Currently, we use this graph to indicate our donation processing rate however, the data behind is graph is actually measuring how quickly previously processed donation queue messages are imported into CiviCRM. This doesn't feel like a typical donation processing rate metric. Instead, we should rename this to something more accurate, like our 'Save To CRM rate.'
Now, to more accurately measure our donation processing rate, we need to decide what we mean by donation processing rate. More specifically, we need to decide which part of the donation pipeline we want to measure.
Here are some suggestions of points in the flow that we could measure to derive processing rates from:
- Gateway Result To CRM Save Rate - The time between the gateway giving us a result back and the donation being imported into the CRM
- We currently capture this under the metric average_transaction_age in Prometheus. I added a test graph for this here Experimental Processing Rate, but the output looks questionable and needs verifying.
- Submission to Save Rate - The time between the donor clicking submit and the completed donation being imported into the CRM
- This feels like the truest measure of our overall processing rate. However, this would also include the time the donation is sitting on the Redis queue in between the front-end gateway transaction and the backend CRM save.
- Submission to Thank You Email Rate - The same as above but adding on the period afterwards, which captures the time it takes for the thank you email to be sent
- This feels like overkill, but it could give us timings for the full donor's donation lifecycle.

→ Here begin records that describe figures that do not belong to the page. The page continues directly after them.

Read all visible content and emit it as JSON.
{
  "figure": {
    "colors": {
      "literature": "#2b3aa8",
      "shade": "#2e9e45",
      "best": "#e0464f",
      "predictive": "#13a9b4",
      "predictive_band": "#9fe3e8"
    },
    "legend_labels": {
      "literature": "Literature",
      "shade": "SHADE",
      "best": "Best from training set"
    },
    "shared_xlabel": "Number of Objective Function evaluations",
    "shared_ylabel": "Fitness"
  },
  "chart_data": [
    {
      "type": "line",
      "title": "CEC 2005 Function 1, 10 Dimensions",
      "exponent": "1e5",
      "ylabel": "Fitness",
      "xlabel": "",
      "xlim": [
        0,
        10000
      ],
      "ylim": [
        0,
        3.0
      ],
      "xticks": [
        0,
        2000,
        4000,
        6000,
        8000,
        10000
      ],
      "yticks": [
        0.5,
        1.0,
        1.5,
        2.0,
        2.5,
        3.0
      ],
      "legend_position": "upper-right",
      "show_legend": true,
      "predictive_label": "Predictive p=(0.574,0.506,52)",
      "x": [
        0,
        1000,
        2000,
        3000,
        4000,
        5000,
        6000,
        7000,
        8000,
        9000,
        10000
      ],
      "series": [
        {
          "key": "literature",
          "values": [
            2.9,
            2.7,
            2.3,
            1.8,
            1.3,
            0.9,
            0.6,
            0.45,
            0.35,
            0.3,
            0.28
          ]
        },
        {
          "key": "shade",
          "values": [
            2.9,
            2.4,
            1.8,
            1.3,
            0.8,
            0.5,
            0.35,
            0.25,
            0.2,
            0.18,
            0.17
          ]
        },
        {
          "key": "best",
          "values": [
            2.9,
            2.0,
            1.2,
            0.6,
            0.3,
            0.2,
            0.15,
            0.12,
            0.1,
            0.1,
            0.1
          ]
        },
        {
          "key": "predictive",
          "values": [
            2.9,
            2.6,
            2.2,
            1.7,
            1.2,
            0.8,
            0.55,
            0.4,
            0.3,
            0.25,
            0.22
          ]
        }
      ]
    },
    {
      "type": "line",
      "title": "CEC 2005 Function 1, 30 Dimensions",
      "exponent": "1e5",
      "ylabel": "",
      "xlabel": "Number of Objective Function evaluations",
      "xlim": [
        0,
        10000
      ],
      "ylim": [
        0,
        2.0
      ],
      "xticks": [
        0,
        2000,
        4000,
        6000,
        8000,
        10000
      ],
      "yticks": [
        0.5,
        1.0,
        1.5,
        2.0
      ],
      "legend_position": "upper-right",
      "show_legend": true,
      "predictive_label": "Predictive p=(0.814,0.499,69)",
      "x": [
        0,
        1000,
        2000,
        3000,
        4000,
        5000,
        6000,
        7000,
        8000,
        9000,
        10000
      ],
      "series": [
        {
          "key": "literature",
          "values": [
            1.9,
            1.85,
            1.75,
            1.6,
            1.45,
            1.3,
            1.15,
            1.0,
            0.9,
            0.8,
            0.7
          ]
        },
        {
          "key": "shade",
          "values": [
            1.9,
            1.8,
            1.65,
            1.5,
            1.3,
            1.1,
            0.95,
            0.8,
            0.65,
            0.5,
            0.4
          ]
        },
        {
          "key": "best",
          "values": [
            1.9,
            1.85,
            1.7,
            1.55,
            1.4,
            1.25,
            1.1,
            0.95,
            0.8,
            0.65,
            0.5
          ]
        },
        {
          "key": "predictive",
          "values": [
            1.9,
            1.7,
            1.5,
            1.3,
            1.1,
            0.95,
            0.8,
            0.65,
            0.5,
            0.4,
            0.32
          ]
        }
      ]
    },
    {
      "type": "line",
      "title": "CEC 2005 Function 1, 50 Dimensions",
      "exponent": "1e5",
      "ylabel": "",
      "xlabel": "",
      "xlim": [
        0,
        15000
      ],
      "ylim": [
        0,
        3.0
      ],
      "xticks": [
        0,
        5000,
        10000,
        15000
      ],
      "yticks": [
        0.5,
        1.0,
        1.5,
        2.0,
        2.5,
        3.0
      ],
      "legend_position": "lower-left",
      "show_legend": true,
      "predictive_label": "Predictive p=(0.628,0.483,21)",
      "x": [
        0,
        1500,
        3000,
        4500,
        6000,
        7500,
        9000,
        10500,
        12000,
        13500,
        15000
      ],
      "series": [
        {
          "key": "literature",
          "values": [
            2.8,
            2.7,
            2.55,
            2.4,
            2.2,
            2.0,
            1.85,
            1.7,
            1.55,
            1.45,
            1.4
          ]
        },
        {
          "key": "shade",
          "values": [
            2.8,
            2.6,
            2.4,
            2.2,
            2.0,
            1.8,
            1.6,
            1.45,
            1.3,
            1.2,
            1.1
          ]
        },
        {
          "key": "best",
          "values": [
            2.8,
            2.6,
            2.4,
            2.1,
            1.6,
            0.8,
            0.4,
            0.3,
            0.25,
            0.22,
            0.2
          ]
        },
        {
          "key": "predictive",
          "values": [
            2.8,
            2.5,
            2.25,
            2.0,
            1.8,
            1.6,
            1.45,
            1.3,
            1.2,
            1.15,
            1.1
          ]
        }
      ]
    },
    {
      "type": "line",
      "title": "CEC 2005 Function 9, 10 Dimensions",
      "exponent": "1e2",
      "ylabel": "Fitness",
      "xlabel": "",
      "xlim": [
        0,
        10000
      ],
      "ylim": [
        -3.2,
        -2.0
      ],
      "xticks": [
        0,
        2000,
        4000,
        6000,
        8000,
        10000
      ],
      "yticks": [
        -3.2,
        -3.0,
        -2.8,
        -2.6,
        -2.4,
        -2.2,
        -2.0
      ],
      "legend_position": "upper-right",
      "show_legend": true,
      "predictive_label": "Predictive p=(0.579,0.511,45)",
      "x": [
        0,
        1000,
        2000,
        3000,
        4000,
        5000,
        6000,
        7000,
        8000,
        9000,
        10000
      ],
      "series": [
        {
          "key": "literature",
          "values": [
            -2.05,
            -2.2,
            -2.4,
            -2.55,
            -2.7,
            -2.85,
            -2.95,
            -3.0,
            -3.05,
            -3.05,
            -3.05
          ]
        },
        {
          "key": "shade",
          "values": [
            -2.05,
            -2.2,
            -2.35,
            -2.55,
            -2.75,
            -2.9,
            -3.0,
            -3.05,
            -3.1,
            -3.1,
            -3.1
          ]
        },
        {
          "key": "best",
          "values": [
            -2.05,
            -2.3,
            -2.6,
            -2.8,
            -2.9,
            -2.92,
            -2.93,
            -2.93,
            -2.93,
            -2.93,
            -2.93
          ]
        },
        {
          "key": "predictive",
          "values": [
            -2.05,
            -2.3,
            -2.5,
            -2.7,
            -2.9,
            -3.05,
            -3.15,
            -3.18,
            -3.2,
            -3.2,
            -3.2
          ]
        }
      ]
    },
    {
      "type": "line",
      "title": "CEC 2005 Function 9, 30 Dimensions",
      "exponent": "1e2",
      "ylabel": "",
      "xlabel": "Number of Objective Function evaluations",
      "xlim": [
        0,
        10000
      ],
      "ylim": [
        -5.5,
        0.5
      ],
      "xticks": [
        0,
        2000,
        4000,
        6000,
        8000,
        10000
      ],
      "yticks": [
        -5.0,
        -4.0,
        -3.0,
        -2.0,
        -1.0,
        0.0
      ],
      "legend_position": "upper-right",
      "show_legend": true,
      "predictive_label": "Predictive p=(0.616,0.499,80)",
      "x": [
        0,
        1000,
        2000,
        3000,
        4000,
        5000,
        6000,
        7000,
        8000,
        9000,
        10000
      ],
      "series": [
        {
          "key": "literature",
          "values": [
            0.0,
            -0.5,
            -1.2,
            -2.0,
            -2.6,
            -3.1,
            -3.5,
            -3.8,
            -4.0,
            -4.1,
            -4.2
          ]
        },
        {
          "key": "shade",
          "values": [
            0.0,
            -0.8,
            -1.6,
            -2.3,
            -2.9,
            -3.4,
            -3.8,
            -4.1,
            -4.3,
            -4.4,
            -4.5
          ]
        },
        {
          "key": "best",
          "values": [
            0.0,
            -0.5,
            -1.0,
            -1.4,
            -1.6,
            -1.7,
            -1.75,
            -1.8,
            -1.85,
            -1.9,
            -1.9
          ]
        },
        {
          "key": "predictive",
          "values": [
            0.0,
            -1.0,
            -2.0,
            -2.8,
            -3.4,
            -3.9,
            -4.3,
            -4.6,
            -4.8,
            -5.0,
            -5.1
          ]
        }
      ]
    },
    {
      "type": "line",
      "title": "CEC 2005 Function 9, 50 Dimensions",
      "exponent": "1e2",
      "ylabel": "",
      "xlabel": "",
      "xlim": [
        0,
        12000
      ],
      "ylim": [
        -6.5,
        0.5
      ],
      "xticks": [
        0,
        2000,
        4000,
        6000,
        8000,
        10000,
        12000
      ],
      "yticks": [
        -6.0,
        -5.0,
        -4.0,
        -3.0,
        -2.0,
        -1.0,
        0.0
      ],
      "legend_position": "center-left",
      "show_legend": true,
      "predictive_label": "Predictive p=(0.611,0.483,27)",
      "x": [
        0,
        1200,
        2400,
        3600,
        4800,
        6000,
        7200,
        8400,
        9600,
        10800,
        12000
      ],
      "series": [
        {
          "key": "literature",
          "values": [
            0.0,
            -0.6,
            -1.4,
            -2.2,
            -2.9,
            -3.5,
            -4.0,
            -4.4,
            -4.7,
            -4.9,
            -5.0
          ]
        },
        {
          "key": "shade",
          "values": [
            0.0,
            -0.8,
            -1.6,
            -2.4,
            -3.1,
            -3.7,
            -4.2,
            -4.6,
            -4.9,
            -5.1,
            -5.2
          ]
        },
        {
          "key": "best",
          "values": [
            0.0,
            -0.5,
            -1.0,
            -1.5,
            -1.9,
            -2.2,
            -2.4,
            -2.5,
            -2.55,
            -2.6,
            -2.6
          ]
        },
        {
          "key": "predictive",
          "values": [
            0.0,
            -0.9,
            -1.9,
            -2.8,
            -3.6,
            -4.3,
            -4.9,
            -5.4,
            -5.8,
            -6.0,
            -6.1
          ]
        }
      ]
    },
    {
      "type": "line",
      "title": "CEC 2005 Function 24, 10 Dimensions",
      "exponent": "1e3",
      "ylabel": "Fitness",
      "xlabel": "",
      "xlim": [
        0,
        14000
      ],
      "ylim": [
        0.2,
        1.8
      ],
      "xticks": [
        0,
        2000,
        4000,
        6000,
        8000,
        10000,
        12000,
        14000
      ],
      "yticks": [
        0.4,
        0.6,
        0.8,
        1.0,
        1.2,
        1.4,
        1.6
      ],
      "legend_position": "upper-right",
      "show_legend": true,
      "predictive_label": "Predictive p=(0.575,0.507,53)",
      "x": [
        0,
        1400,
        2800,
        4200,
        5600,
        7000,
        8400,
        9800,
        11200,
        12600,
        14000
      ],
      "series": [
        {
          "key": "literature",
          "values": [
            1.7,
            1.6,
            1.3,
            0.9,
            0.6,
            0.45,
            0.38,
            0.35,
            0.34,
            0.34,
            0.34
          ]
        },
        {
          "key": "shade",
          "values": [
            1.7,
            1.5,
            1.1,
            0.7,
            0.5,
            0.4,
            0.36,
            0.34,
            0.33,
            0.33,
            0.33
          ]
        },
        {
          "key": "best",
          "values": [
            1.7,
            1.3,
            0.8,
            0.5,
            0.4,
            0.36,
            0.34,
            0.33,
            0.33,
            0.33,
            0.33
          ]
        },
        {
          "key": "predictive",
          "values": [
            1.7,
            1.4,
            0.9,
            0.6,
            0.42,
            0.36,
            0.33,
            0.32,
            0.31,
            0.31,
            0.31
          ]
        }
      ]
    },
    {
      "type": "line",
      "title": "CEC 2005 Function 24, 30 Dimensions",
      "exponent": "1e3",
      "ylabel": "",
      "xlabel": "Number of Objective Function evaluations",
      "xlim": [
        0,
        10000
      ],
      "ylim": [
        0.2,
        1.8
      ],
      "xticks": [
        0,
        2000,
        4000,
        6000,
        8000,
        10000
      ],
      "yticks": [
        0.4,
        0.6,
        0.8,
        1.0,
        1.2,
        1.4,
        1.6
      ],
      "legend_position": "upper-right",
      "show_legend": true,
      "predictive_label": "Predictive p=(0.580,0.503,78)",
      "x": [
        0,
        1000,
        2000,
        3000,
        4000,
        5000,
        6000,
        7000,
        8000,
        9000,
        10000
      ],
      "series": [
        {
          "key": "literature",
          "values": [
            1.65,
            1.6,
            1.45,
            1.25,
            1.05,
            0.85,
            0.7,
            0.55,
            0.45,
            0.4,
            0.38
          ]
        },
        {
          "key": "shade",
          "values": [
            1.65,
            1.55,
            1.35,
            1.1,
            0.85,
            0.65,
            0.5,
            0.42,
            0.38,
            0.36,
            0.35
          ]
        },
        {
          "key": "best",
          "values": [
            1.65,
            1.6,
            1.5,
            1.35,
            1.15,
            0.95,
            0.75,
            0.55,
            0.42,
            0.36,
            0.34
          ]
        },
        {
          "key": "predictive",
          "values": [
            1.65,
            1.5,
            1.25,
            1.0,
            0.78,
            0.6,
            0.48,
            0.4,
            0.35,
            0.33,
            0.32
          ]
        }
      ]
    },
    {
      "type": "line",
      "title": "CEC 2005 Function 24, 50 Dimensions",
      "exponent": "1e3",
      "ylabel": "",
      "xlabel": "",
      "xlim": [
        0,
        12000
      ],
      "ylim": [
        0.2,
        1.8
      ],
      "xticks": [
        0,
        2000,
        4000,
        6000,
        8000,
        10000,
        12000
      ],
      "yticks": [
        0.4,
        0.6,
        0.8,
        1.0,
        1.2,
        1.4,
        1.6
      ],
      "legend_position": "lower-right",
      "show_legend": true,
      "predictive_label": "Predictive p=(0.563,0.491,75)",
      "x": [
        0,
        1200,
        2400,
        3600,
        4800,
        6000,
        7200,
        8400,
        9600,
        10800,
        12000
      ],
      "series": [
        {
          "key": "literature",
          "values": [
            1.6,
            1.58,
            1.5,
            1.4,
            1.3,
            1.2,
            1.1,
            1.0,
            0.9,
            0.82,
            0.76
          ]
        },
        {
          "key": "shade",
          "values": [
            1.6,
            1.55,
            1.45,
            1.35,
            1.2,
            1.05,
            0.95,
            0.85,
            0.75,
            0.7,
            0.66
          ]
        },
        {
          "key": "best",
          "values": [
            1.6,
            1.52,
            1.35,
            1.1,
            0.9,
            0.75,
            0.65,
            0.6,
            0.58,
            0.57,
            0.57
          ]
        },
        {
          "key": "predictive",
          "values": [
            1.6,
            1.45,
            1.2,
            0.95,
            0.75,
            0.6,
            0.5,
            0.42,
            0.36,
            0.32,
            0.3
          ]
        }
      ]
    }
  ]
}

- Gateway Processing Rate - The time between the donor clicking submit and the response coming back from a gateway
- This one isn't really measuring how fast we do things, but it could be useful to indicate one of our gateways is backing up.
- Frontend Processing Rate - The time between the donor clicking submit and the donation ending up on the Redis queue
- Backend Processing Rate - AKA our Save-To-CRM rate!
We could discuss other options or even consider slicing and dicing different timings to come up with a more desirable metric.